Storm-2945, ramification supposée de Midnight Blizzard

Microsoft attribue l’opération à un groupe qu’elle suit sous le nom Storm-2945, qu’elle décrit comme une sous-branche opérationnelle de Midnight Blizzard. Ce collectif, également connu sous les noms APT29 ou Cozy Bear, est considéré par les gouvernements des États-Unis et du Royaume-Uni comme lié au Service de renseignement extérieur russe, le SVR — une attribution qui reste, comme toute imputation de ce type, une évaluation des services de renseignement occidentaux et non un fait établi judiciairement. Les cadres d’entreprise et responsables gouvernementaux en déplacement professionnel seraient les cibles privilégiées.

L’entreprise de cybersécurité ReliaQuest avait donné l’alerte la première, huit jours avant le rapport de Microsoft, le 23 juillet. Son analyse initiale penchait plutôt vers une autre famille de techniques, proches de celles utilisées par le groupe APT28 (aussi appelé Fancy Bear), lui aussi présenté comme lié au renseignement militaire russe. Microsoft maintient toutefois son attribution à Storm-2945, tout en reconnaissant que la méthode rappelle une opération de détournement DNS révélée en avril et associée à ce même groupe rival.

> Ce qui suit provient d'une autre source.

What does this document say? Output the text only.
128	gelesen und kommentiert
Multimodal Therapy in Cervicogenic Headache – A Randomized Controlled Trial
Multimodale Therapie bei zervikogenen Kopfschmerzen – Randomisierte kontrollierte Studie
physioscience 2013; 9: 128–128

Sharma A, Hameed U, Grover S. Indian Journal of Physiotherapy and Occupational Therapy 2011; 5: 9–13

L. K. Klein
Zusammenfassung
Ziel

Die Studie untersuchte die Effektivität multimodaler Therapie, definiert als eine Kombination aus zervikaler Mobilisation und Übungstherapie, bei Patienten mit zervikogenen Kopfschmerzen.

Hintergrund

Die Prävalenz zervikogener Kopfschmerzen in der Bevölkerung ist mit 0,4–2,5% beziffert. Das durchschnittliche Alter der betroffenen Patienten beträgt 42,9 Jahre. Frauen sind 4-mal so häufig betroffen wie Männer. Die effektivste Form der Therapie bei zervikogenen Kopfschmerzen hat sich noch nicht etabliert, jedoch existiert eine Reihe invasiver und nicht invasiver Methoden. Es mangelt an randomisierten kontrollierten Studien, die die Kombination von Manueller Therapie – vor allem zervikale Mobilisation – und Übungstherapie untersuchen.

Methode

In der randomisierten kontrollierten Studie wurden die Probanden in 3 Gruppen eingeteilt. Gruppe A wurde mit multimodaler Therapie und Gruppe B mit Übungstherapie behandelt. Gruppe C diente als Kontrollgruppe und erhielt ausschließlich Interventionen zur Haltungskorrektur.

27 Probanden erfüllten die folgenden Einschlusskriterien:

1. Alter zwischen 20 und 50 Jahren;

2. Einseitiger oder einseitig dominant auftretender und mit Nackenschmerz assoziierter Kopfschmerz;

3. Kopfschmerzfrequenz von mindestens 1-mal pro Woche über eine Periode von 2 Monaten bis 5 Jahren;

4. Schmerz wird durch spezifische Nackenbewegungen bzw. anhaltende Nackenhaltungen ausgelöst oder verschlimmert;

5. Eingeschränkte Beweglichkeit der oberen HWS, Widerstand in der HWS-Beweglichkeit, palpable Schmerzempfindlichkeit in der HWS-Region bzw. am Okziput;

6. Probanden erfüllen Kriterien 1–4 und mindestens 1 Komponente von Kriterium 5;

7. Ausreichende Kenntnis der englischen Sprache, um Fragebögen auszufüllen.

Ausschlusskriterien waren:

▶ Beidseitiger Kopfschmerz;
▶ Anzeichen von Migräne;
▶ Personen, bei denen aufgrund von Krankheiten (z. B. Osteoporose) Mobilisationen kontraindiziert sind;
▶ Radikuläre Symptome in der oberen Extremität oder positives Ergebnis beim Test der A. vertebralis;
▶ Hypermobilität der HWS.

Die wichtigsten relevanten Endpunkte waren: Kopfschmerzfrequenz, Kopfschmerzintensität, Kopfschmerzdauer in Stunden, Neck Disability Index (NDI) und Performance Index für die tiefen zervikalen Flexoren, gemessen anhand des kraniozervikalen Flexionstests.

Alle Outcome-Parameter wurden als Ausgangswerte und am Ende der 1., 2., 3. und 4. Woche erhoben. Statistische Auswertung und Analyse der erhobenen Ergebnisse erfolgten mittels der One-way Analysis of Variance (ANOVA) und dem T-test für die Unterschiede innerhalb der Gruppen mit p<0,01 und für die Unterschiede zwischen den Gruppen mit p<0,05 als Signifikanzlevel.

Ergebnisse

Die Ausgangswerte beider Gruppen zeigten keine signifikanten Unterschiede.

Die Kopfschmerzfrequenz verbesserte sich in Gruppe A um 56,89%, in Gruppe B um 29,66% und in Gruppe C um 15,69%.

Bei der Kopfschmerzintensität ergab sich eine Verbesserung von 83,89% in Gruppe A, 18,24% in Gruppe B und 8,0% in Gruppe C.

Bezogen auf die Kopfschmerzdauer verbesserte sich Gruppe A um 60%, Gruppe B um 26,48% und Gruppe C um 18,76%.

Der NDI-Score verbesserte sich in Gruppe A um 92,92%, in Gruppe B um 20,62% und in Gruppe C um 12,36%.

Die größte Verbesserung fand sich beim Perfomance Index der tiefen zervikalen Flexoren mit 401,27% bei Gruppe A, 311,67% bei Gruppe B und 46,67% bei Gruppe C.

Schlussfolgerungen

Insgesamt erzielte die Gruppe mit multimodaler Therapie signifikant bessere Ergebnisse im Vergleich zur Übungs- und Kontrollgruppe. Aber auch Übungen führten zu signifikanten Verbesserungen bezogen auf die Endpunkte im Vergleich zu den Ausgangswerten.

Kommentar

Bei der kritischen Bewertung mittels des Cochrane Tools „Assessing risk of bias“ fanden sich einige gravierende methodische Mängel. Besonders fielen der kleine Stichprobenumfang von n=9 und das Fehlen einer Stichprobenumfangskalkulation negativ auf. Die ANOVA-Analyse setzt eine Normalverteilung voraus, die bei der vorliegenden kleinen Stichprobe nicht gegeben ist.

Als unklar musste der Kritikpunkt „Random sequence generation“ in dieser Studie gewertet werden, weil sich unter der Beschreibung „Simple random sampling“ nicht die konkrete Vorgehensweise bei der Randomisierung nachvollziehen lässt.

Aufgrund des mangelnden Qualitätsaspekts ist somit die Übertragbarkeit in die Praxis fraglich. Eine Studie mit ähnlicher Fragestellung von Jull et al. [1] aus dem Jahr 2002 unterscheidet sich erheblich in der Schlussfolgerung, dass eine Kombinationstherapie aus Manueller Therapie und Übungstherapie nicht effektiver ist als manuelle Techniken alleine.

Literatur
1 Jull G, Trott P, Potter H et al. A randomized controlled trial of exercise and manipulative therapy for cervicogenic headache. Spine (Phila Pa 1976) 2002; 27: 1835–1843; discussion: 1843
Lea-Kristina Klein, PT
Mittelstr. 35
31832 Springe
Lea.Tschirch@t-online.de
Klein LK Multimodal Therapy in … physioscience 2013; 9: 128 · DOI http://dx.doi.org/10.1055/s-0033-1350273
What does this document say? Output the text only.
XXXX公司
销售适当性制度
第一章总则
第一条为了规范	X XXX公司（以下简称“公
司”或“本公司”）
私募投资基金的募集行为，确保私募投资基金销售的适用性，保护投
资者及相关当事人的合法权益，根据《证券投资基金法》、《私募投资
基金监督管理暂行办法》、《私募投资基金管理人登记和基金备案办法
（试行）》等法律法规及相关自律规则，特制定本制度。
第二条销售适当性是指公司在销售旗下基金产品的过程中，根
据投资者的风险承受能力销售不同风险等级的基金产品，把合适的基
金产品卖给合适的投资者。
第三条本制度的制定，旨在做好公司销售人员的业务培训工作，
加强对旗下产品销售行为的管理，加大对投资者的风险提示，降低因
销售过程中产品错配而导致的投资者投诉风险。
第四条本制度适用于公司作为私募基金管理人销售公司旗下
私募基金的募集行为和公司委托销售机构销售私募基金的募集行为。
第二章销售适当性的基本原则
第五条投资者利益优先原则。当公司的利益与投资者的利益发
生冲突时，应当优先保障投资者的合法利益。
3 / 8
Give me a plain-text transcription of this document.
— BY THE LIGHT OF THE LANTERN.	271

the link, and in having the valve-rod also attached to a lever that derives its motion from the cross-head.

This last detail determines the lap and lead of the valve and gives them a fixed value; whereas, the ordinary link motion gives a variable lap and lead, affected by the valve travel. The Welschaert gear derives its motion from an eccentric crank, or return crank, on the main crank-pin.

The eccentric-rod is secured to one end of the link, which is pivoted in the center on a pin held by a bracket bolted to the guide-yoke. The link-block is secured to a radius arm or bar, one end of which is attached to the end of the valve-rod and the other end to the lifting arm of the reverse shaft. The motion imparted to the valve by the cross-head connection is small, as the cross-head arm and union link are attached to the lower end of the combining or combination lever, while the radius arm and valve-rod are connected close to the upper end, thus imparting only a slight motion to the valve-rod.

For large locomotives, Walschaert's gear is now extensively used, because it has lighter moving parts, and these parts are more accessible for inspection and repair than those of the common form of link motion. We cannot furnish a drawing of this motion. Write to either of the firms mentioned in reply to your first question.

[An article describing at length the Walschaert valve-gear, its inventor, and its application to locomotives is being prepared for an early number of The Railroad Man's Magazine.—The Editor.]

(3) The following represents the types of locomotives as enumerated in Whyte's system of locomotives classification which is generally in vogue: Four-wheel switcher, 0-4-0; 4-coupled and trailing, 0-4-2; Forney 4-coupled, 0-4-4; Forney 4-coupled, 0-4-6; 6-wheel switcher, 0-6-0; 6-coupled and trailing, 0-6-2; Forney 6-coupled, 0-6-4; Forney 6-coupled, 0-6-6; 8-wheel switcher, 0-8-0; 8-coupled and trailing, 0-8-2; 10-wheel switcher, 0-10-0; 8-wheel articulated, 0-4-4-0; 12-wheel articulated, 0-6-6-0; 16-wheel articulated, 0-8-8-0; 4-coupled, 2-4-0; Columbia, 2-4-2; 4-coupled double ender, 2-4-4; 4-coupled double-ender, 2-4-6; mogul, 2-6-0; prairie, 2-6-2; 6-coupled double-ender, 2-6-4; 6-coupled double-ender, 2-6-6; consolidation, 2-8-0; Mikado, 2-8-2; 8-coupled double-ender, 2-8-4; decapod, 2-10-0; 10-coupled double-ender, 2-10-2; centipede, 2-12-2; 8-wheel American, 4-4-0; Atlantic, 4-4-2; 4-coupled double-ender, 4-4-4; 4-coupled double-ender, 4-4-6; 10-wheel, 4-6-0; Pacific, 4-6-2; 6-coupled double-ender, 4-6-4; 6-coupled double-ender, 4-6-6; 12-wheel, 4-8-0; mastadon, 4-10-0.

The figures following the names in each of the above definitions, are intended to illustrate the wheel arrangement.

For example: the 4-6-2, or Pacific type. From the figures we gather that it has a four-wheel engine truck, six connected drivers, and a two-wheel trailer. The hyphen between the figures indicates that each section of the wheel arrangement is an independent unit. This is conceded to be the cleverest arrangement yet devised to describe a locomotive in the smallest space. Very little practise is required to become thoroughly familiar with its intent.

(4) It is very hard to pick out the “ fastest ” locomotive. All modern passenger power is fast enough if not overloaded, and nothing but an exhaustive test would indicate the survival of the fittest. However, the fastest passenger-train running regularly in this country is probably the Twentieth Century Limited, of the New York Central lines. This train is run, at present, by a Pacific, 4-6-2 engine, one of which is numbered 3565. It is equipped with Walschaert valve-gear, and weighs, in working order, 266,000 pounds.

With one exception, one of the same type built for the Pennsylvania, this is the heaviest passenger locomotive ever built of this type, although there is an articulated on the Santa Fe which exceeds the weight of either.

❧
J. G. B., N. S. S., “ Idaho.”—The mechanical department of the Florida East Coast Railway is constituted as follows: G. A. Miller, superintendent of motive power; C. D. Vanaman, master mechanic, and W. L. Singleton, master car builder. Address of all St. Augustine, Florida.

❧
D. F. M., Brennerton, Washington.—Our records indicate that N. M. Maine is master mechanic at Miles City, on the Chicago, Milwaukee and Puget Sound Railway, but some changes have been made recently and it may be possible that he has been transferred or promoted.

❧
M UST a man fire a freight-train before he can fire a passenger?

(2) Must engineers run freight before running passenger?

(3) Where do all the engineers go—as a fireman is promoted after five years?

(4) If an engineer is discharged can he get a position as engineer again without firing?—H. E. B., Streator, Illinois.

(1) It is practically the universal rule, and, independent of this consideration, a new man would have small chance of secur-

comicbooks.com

Les deux entreprises n’ont donc pas totalement convergé sur l’identité précise de l’auteur.

Un mode opératoire documenté depuis 2008

Midnight Blizzard ferait l’objet d’un suivi par plusieurs cellules de veille en cybersécurité depuis au moins 2008. Le groupe aurait notamment infiltré les réseaux du Comité national démocrate américain dès l’été 2015, avant l’élection présidentielle de 2016. Il est aussi tenu pour responsable, selon les autorités britanniques, de l’attaque de la chaîne d’approvisionnement SolarWinds en 2020, qui avait touché environ 18 000 organisations via une mise à jour piégée du logiciel Orion.

Face à la nouvelle campagne, Microsoft recommande aux voyageurs de considérer tout réseau Wi-Fi d’hôtel, de conférence ou d’aéroport comme non fiable, et de privilégier un partage de connexion mobile plutôt qu’une connexion directe. La firme déconseille formellement de télécharger la moindre mise à jour, certificat ou outil de dépannage proposé via un portail captif ou une fenêtre surgissante inattendue, ces sollicitations ne correspondant jamais à une véritable procédure de mise à jour système.